Dr. Klugh reconstructs the anatomy of the creature progressively, from the most visible organs to the most obscure. They first identified Epithicus, a lower lower jaw indicating that the fossil was an ammonite. At the back of the jaw, they found the chitinous layer of the esophagus, and then a lump that suggested a digestive system with a colite – the fecal substance (they used a different word) “which is still in the intestine,” Dr. Klug clarified.
“For the most part, gentle body reconstruction is in the true sense,” said Margaret Yakobuchi, a paleontologist at Bowling Green State University in Ohio, who was not involved with the research.
Unraveling the other mystery of the fossil – how the Ammonites were to be separated from their shells – was much more difficult. The soft parts were so intact that they still looked coiled. The authors propose several alternative endings to Ammoni’s life, each possible but uncertain. One says that the soft parts of the dead ammonite slipped away when the tissue connecting his conch to the shell began to rot.
Another, more detailed description imagines a hunter breaking the Ammonite’s shell from behind and sucking his body to leave only the naked Ammonites. “The best explanation is that some squid-like creature took out the soft parts and could not retrieve it,” Dr. Klug said.
Dr. Clements finds the clumsy hunter hunter theory “terrible” if it is unlikely; Probably more visible damage will be seen on the bird’s body at once. But he has no good choice. The interpretation of a fossil always invites some degree of skepticism, and Drs. Clements predicts that unarmed ammonite will be re-analyzed with strong chemical analysis in the future.

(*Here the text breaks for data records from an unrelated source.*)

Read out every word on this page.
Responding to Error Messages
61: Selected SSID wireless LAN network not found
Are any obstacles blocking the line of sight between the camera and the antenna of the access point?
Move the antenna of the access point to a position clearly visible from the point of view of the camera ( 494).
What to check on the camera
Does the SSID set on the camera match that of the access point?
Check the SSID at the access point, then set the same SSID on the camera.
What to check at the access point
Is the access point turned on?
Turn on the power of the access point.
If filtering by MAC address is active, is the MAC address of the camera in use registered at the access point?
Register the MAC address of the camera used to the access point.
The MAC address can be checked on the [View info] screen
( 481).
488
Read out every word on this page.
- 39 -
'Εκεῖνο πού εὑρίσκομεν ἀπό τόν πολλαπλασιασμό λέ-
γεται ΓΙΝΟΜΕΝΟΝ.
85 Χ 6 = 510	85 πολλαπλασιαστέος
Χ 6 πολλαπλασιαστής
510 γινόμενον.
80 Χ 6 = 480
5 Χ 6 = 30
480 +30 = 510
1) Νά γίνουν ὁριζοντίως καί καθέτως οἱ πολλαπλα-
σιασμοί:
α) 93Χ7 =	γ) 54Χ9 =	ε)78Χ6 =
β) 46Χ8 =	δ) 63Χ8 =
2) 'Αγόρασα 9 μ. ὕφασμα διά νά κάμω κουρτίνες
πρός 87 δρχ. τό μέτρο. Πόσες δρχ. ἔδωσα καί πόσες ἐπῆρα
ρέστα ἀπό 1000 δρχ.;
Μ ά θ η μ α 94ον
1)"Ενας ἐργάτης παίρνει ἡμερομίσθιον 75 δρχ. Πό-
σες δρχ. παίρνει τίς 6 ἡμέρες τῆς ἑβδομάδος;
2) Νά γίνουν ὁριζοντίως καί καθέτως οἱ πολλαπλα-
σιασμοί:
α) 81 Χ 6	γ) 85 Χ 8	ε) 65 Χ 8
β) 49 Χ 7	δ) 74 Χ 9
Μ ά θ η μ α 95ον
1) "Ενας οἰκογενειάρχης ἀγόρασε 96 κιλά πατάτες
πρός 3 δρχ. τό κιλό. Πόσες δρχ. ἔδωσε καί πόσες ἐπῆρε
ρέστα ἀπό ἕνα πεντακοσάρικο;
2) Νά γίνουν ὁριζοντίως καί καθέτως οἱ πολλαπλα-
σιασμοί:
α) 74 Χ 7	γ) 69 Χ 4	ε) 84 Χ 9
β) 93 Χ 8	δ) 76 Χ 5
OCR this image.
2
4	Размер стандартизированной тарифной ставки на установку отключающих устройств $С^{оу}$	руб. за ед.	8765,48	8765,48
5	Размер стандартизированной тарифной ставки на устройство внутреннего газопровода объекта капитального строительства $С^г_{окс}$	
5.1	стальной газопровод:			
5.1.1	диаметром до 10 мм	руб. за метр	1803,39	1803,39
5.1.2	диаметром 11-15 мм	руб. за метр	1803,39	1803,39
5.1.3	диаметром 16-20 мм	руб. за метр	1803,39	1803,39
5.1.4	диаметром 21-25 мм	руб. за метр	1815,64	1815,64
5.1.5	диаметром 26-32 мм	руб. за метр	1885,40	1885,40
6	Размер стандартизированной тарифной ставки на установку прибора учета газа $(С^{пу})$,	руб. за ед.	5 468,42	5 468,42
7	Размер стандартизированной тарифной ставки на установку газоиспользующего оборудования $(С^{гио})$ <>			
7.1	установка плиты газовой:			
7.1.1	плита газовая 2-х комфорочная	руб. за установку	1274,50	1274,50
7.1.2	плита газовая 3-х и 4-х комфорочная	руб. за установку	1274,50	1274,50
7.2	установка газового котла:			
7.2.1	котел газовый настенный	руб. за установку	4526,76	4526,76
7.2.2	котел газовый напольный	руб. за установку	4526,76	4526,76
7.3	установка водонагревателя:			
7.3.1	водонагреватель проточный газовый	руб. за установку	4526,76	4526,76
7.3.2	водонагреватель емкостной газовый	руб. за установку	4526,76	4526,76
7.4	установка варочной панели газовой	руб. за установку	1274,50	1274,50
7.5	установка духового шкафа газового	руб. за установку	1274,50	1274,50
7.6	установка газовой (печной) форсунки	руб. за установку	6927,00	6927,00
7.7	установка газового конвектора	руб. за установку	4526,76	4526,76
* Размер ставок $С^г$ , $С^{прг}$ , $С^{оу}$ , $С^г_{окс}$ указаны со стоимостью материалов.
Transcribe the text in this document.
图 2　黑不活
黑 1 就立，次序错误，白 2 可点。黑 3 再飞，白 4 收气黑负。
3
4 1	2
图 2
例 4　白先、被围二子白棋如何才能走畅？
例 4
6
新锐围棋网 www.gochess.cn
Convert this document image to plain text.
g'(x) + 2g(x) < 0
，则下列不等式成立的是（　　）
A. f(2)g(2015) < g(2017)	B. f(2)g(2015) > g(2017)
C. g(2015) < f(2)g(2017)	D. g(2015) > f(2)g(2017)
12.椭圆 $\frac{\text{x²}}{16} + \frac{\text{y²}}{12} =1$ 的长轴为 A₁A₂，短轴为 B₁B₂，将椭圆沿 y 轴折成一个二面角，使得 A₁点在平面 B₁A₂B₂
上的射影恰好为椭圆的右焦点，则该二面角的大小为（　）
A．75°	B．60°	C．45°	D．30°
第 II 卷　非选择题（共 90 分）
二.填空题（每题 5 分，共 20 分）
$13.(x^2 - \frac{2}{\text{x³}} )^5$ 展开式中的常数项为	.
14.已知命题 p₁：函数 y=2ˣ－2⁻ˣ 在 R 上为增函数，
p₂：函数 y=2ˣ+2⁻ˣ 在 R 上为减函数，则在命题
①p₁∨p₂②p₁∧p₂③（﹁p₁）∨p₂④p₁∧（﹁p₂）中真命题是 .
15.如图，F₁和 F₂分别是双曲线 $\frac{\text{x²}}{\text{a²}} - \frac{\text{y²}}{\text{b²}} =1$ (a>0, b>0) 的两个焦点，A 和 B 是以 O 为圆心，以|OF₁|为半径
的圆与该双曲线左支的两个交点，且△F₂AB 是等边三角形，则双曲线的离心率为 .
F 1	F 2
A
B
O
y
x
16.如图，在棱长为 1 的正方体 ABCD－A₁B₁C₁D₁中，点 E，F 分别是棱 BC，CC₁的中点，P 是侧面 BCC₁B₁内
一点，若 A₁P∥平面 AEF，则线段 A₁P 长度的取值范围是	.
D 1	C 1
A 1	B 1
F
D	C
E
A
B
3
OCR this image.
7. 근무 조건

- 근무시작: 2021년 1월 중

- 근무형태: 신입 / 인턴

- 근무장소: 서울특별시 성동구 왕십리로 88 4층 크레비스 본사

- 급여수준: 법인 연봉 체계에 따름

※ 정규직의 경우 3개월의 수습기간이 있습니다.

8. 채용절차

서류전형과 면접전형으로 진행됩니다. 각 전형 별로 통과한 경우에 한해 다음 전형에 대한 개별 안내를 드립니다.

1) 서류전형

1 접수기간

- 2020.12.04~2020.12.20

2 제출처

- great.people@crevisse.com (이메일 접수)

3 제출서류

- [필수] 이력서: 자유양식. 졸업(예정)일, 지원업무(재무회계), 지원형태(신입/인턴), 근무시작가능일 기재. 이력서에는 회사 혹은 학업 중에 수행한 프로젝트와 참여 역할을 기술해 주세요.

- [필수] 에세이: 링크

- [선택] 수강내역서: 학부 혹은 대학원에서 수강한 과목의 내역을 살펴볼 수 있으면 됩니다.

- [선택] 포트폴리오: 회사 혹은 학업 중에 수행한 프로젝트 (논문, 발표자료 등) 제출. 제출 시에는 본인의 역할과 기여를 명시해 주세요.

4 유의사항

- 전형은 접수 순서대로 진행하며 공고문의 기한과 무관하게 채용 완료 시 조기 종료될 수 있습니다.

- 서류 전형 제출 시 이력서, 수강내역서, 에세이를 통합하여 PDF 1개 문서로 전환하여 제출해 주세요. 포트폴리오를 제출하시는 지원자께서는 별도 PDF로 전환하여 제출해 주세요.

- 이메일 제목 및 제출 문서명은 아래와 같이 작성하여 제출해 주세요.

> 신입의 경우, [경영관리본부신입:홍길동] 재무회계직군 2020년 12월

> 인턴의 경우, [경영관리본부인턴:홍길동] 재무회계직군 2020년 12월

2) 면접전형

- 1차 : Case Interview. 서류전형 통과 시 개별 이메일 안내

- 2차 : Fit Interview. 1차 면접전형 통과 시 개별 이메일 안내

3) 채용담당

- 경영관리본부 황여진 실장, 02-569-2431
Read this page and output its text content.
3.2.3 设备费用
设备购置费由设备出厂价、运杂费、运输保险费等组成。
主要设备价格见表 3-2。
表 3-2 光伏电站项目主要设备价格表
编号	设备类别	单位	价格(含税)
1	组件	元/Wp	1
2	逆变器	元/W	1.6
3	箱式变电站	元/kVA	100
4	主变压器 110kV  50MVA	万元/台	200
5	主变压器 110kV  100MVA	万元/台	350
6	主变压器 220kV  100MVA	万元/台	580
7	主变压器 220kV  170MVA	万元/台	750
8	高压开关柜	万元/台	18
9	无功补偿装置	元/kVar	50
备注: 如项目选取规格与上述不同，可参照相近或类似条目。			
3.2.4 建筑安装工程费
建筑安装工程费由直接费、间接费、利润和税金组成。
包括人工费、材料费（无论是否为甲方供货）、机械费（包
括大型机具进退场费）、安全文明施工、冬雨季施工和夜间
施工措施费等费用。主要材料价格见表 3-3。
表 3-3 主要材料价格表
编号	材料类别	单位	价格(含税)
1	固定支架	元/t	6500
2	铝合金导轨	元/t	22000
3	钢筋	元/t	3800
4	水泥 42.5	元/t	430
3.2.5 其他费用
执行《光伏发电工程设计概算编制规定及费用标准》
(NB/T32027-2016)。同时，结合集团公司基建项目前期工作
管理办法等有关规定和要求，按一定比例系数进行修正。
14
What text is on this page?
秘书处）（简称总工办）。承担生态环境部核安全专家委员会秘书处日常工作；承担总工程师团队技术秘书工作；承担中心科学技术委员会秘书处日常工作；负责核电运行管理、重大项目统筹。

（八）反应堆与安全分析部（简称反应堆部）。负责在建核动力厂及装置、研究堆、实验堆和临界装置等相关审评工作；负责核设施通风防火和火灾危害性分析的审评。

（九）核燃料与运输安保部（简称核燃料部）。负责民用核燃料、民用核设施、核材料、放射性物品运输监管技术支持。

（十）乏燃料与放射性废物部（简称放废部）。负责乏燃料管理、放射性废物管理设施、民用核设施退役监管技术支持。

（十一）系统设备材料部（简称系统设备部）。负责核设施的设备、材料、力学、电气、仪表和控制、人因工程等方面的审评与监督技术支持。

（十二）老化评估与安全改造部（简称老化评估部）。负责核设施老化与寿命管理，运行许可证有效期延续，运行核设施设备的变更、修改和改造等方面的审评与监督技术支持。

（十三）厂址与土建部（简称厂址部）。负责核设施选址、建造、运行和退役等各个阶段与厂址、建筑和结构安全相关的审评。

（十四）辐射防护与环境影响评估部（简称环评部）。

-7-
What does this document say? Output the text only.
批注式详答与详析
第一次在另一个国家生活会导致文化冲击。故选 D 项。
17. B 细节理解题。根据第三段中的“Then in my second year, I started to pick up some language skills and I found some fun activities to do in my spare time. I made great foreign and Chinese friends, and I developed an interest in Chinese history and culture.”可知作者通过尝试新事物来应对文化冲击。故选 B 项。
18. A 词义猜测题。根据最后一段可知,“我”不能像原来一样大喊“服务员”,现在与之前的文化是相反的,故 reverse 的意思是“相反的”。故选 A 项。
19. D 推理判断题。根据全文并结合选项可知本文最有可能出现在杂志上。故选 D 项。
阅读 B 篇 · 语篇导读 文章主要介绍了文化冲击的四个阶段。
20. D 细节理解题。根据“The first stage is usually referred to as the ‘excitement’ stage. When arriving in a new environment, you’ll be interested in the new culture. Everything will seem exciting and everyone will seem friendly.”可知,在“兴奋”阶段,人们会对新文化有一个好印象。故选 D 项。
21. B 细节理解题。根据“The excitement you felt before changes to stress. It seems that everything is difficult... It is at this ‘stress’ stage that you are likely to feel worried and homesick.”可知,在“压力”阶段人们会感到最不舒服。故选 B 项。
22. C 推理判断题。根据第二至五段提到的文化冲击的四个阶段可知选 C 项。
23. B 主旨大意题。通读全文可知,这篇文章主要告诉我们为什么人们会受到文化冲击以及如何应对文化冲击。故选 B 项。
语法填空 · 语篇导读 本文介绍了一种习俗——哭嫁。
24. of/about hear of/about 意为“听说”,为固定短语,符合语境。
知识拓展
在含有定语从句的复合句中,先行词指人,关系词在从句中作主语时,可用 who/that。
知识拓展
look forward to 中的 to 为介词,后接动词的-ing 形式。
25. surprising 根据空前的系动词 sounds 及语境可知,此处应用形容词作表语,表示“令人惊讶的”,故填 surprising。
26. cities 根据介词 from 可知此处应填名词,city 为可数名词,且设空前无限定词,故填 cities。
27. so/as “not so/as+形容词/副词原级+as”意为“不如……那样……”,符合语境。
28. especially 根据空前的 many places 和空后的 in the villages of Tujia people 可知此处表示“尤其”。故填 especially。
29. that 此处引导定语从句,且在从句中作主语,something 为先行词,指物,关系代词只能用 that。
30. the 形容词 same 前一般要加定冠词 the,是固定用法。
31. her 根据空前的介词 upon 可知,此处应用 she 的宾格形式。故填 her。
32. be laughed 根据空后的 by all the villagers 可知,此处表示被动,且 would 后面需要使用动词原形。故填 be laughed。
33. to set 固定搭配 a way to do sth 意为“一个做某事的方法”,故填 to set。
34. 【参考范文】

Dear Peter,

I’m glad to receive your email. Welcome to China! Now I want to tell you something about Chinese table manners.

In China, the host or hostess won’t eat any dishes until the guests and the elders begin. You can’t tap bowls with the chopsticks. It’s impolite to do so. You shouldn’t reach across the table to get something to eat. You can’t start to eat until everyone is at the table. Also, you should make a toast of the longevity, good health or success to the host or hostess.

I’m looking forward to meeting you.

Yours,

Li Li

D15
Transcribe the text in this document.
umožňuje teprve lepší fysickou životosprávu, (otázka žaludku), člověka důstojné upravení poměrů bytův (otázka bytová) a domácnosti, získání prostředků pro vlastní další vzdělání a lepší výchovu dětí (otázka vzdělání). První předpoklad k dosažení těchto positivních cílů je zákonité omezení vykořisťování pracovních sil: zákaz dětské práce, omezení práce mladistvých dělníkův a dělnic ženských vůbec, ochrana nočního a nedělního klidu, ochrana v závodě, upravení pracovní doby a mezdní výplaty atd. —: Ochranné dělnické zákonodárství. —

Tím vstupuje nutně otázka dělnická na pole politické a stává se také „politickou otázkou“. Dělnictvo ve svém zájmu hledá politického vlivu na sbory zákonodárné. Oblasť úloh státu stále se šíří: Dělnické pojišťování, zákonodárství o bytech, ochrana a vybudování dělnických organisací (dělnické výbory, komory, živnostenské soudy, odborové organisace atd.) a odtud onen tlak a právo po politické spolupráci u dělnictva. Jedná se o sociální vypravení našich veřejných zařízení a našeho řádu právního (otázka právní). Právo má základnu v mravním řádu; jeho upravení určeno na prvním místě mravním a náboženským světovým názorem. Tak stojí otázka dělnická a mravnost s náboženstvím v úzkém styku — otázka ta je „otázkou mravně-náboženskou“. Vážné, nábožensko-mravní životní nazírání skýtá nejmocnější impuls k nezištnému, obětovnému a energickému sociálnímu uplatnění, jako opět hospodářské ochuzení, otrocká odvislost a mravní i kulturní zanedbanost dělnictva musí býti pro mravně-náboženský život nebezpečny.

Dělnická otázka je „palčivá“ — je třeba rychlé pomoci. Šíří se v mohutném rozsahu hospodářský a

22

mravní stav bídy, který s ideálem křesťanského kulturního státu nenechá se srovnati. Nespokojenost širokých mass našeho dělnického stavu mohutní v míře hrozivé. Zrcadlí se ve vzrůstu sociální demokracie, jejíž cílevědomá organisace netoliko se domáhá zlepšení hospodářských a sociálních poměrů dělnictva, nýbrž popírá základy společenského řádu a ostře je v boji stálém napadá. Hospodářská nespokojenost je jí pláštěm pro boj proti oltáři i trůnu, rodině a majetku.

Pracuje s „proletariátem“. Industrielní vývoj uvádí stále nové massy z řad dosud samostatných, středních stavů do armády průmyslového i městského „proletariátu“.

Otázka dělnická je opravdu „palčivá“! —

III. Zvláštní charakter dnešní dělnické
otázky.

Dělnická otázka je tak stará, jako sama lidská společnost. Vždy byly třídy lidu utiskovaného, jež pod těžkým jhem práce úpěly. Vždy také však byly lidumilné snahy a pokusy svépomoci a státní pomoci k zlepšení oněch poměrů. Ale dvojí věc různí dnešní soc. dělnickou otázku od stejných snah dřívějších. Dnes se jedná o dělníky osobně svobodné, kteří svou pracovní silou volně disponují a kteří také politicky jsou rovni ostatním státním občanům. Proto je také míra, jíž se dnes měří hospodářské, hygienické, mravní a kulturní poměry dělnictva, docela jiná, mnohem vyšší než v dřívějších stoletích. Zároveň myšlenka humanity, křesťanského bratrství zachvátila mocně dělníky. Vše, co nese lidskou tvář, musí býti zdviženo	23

Curiously, the fossil Ammonite is missing his arms, unraveling one of the outstanding mysteries of Ammonite Anatomy. “Do they have many thin, delicate arms like modern kites, such as modern nautilus or some strong arms?” Dr. Yakubuchi asked. “If I had access to the time machine, the first thing I would do was return to Jurassic to see what the weapons were like.”
If a squid-like predator does indeed release ammonite from its shell, it can melt an unknown amount of the organism as a consolation prize, both nurturing ancient cephalopods and scientists studying them.